Note that above I separated <action> to 2 lines (lines 6 and 7) in order to fit the article width, but in real example it should be single line. This rules tells to rewrite module that it should be applied to all urls (line 2) which have host “example.com” (line 4) and response should be redirected with 301 status code to “http://www.example.com” (lines 6-7). Here for matching urls we used regular expressions. {R:0} means back reference in term of regexp, which in this example has url part after the host. Plus we need to add possible query string in order to keep existing functionality working: see appendQueryString="true" attribute.

After that you can run fiddler and check that when you enter http://example.com in the browser, you will be redirected to http://www.example.com with 301 status. The rule will be also applied to all pages on the sites, including images and css.

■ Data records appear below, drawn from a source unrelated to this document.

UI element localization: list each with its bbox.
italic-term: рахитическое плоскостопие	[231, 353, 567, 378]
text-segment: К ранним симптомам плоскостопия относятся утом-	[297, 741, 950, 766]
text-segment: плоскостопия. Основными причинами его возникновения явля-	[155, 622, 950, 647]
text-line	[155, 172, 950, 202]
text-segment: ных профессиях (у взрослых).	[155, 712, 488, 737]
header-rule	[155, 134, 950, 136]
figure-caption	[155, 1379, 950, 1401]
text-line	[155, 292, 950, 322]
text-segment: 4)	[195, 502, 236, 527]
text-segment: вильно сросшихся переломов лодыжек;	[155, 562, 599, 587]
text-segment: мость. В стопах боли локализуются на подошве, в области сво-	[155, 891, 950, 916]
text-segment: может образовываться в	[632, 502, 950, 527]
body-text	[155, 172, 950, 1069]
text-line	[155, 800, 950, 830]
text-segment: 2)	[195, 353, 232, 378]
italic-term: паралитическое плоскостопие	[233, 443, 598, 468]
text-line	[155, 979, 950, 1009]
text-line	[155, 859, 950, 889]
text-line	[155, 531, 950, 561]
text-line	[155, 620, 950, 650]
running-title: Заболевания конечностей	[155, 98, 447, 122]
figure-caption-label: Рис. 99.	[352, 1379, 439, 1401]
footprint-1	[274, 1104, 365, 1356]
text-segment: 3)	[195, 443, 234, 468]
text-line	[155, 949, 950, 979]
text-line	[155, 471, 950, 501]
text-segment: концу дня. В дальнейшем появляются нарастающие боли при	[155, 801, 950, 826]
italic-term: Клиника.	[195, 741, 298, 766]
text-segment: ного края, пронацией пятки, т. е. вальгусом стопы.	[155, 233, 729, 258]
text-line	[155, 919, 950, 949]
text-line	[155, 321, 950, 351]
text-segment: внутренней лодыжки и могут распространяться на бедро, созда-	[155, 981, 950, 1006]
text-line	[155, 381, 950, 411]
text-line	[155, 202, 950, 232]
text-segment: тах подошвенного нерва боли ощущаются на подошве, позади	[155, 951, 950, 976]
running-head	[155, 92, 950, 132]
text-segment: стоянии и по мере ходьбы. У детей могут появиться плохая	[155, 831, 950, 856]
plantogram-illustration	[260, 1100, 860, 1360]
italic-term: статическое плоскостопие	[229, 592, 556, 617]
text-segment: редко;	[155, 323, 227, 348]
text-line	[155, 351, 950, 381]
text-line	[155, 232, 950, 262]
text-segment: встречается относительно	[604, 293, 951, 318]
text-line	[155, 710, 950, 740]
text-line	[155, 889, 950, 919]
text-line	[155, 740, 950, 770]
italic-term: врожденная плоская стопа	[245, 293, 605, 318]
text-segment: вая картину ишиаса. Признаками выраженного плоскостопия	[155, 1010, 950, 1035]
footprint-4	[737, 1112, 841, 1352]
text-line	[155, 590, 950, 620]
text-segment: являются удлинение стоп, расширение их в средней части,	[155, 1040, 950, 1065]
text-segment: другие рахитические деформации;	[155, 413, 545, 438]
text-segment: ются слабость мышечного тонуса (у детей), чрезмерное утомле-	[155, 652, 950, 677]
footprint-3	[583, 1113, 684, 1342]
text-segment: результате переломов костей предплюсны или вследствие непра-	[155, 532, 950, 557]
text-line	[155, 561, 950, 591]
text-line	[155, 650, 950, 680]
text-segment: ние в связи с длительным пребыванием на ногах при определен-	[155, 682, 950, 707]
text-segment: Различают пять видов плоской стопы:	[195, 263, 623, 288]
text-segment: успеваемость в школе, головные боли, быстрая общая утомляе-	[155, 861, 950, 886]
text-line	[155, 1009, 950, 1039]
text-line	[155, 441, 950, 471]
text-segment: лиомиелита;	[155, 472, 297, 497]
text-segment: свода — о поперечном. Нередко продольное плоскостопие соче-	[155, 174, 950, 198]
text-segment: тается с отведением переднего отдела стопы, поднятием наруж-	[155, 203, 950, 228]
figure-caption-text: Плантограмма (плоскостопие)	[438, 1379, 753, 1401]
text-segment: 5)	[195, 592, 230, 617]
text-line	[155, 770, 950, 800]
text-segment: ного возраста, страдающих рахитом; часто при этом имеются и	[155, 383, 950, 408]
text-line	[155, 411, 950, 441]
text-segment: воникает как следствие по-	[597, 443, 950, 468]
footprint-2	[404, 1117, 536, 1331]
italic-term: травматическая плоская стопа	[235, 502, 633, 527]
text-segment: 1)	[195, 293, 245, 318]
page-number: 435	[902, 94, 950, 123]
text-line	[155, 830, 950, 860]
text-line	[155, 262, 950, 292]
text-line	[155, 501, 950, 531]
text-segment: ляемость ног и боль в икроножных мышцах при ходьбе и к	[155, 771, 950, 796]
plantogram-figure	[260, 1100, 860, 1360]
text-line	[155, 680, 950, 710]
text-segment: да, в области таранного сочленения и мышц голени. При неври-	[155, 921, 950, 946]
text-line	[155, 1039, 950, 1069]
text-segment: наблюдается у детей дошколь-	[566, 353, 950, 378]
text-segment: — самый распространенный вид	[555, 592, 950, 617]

Another useful rule is redirect from addresses without trailing slash to the addresses with slash: http://example.com/about –> http://example.com/about/. The reason here is the same: search engines may treat these url as different urls and if they will have the same content (in most cases they will), search rank can suffer. In order to add these redirection you can use the following url:

   1: <rule name="add_trailing_slash" stopProcessing="true">
   2:   <match url="(.*[^/])$" />
   3:   <conditions>
   4:     <add input="{REQUEST_FILENAME}" matchType="IsFile" negate="true" />
   5:     <add input="{REQUEST_FILENAME}" matchType="IsDirectory" negate="true" />
   6:   </conditions>
   7:   <action type="Redirect" redirectType="Permanent" url="{R:1}/" />
   8: </rule>

Here we used several conditions which mean that if physical file or folder are requested (matchType="IsFile" and matchType="IsDirectory"), the rule should not be applied (negate="true"). With this url you may have problems, e.g. if you use some CMS which allows to edit content of commonly used in SEO files robots.txt and sitemap.xml dynamically (i.e. if content is stored in the content database and routings are configured dynamically: http://example.com/robots.txt or http://example.com/sitemap.xml). In this case IIS won’t treat them as files and will add trailing slash: http://example.com/robots.txt/. Also it may cause problems on login view or administrative views if you use ASP.Net MVC (some actions won’t work). Solution is do disable this rule for these views. In order to avoid mentioned problems we need to add several additional conditions:

   1: <add input="{REQUEST_FILENAME}" matchType="Pattern" negate="true"
   2: pattern="robots\.txt" />
   3: <add input="{REQUEST_FILENAME}" matchType="Pattern" negate="true"
   4: pattern="sitemap\.xml" />
   5: <add input="{REQUEST_URI}" matchType="Pattern" negate="true" pattern="^/admin.*" />
   6: <add input="{REQUEST_URI}" matchType="Pattern" negate="true" pattern="^/users/.*" />
   7: <add input="{REQUEST_URI}" matchType="Pattern" negate="true"
   8: pattern="^/packaging/.*" />

This example contains conditions for administrative views for Orchard CMS. Here I excluded internal urls “/admin”, “/users”, “/packaging” from the rule (these urls are used in Orchard).

Note that also I used lowercase rule names with underscores, you may use more user friendly names for your rules. I used to this syntax :) That’s all what I wanted to write about in this article. Hope that it will be useful for you.